Crate cesu8

Expand description

A library for converting between CESU-8 and UTF-8.

Unicode code points from the Basic Multilingual Plane (BMP), i.e. a code point in the range U+0000 to U+FFFF is encoded in the same way as UTF-8.

If encode or decode only encounters data that is both valid CESU-8 and UTF-8 data, the cesu8 crate leverages this using a clone-on-write smart pointer (Cow). This means that there are no unnecessary operations and needless allocation of memory:

Examples

Basic usage:

use alloc::borrow::Cow;

let str = "Hello, world!";
assert_eq!(cesu8::encode(str), Cow::Borrowed(str.as_bytes()));
assert_eq!(cesu8::decode(str.as_bytes())?, Cow::Borrowed(str));

When data needs to be encoded or decoded, it functions as one might expect:

let str = "\u{10400}";
let cesu8_data = &[0xED, 0xA0, 0x81, 0xED, 0xB0, 0x80];
assert_eq!(cesu8::decode(cesu8_data)?, Cow::<str>::Owned(str.to_string()));

Features

std implements std::error::Error on Error.
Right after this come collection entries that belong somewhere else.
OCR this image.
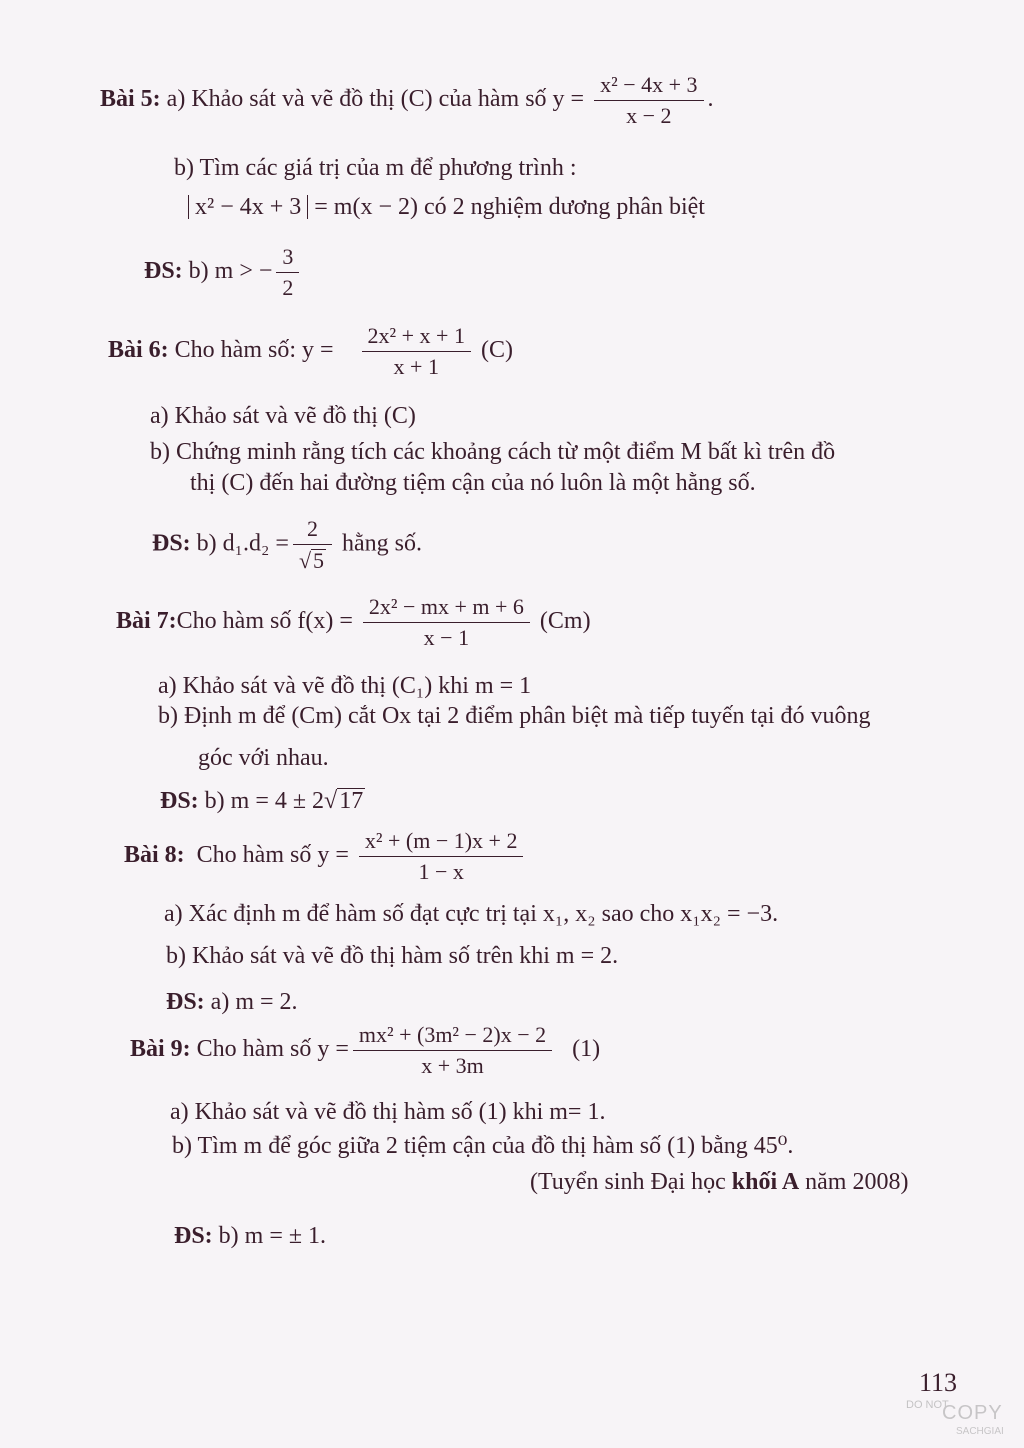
Bài 5: a) Khảo sát và vẽ đồ thị (C) của hàm số $y = \frac{\text{x² − 4x + 3}}{x - 2}$ .
b) Tìm các giá trị của m để phương trình :
x² − 4x + 3 = m(x − 2) có 2 nghiệm dương phân biệt
ĐS: b) m > − $\frac{3}{2}$
Bài 6: Cho hàm số: $y = \frac{\text{2x² + x + 1}}{x + 1} (C)$
a) Khảo sát và vẽ đồ thị (C)
b) Chứng minh rằng tích các khoảng cách từ một điểm M bất kì trên đồ
thị (C) đến hai đường tiệm cận của nó luôn là một hằng số.
ĐS: b) $d_1.d_2 = \frac{2}{√5}$ hằng số.
Bài 7:Cho hàm số $f(x) = \frac{\text{2x² − mx + m + 6}}{x - 1} (Cm)$
a) Khảo sát và vẽ đồ thị (C₁) khi m = 1
b) Định m để (Cm) cắt Ox tại 2 điểm phân biệt mà tiếp tuyến tại đó vuông
góc với nhau.
ĐS: b) m = 4 ± 2√17
Bài 8: Cho hàm số $y = \frac{\text{x² + (m − 1)x + 2}}{1 - x}$
a) Xác định m để hàm số đạt cực trị tại x₁, x₂ sao cho x₁x₂ = −3.
b) Khảo sát và vẽ đồ thị hàm số trên khi m = 2.
ĐS: a) m = 2.
Bài 9: Cho hàm số $y = \frac{\text{mx² + (3m² − 2)x − 2}}{x + 3m} (1)$
a) Khảo sát và vẽ đồ thị hàm số (1) khi m= 1.
b) Tìm m để góc giữa 2 tiệm cận của đồ thị hàm số (1) bằng 45⁰.
(Tuyển sinh Đại học khối A năm 2008)
ĐS: b) m = ± 1.
113
DO NOT
COPY
SACHGIAI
By default this feature is enabled.

Structs

Error

An error thrown by decode when the input is invalid CESU-8 data.

Functions

decode

Converts a slice of bytes to a string slice.

encode

Converts a string slice to CESU-8 bytes.

is_valid

Returns true if a string slice contains UTF-8 data that is also valid CESU-8.

len

Returns how many bytes in CESU-8 are required to encode a string slice.